Седой вырос в среде, где оренбургский акающий говор мешался с украинской обмоскаленной речью, с говором пензенских мещеряков. Полуукраинское произношение русских щеголяло «г» с придыханием, и русский язык в произношении украинцев, казахов, казанских и крымских татар, чечен, волжских и анкерманских немцев коверкался шаткими ударениями. Том Бунина откроет Седому звучную и чистую русскую речь, это открытие совпадет с открытием мира той русской культуры, что хранили столичные музеи, театры с их полногласной мхатовской речью, профессура архитектурного института, семья девушки, подарившей том Бунина, и другие московские семьи, куда он позже станет ходить, обживаясь в Москве. При этом вхождении в мир русской культуры Седой ощутил, что дыхание ее материка, достигавшее его еще в отрочестве в виде детгизовских изданий Пушкина, Лермонтова и Некрасова, в виде воскресных постановок «Театр у микрофона», в большой степени передавалось ему через Евгения Ильича. С чувством досады на себя, с чувством утраты он глядел из московской дали на Пепе, на Ксению Николаевну да и на Евгения Ильича, воображая, как много взял бы от них, будь они его наставниками, проникни он в их мир. Когда ему станет тридцать пять, его близкий друг — очевидно, Седой утомил его выражениями своей преданности памяти Евгения Ильича и Пепе — скажет, что ни Пепе, ни Ксения Николаевна не были могиканами большой столичной культуры: был учитель музыки, недоучка, вероятно, и средняя актриса, которой красота и обаяние заменяли талант; вполне естественно, что речь их, быт и пустота вокруг выделяли их в жизни малокультурного города с сорока пятью тысячами населения, что Седой вообразил их носителями национального самосознания…
Седого раздражали Сережины ошибки, — тот сбивался, — казалось, проскочи он это место, дотяни до конца, Пепе тотчас отпустит его.
Как они в темной степи найдут брошенные дома? — думал Седой. У путейцев не спросишь: люди Мартына.
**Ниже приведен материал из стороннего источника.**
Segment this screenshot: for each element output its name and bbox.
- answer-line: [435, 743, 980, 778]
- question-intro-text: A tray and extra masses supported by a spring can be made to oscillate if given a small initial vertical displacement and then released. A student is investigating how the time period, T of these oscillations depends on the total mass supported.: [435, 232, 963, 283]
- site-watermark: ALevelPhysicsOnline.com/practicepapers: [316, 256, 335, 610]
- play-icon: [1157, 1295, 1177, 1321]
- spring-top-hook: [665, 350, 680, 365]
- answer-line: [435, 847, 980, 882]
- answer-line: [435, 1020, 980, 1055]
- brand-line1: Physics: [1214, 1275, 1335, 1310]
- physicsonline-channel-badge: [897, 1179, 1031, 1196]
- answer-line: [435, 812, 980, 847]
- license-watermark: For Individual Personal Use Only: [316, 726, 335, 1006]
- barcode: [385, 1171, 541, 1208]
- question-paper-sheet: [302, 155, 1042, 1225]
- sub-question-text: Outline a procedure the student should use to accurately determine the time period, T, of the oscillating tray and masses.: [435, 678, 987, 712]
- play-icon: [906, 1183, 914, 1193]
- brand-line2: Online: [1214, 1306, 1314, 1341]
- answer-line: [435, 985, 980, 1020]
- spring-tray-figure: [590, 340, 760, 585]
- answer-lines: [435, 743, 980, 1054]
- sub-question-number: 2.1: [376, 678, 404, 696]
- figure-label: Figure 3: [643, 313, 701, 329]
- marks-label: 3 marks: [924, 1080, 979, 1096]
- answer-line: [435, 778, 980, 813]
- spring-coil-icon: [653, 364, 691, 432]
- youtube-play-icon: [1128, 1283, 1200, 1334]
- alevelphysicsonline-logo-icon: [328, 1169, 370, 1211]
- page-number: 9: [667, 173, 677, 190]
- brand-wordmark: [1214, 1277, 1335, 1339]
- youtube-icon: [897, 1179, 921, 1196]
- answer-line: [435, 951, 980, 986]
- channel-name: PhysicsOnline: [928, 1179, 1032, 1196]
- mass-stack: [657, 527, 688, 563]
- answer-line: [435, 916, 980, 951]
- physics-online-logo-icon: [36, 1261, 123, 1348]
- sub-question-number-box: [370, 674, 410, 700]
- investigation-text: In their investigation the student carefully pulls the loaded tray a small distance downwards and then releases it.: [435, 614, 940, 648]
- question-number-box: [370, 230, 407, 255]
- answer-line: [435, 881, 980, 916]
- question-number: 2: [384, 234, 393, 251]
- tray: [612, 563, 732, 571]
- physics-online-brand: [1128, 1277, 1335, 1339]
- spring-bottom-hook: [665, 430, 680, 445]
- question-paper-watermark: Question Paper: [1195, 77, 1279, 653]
Между тем пирамиды из кизяка, под которыми сидел Седой, золотисто-зеленые, когда они с Сережей вошли во двор, стали черными, огородная ботва на глазах наливалась синевой, лишь светилась над улицей поднятая стадом пыль. Любопытство, с каким он вначале провожал взглядом тетку, новую жену Пепе, — она шумно двигала вверх-вниз разболтанным рычагом колонки, уносила в огород полные ведра — сменилось нетерпеливым раздражением. Ступня у тетки была перевязана белой тряпицей, видно наколола ногу, когда месила глину или кизяки, она хромала, отчего ее полные бедра раскачивались под широкой юбкой. Седой глядел на нее так, будто и она виновата, что урок затягивается. Разъезд казался далеким, недоступным, и мгновеньями, в приступах малодушия, мелькала у него мысль отступиться. Такое чувство возникало, что белая все более обживается в голубятне Мартына. Тут же Седой умом останавливал себя: голубка злая, не успокоится она, станет рваться.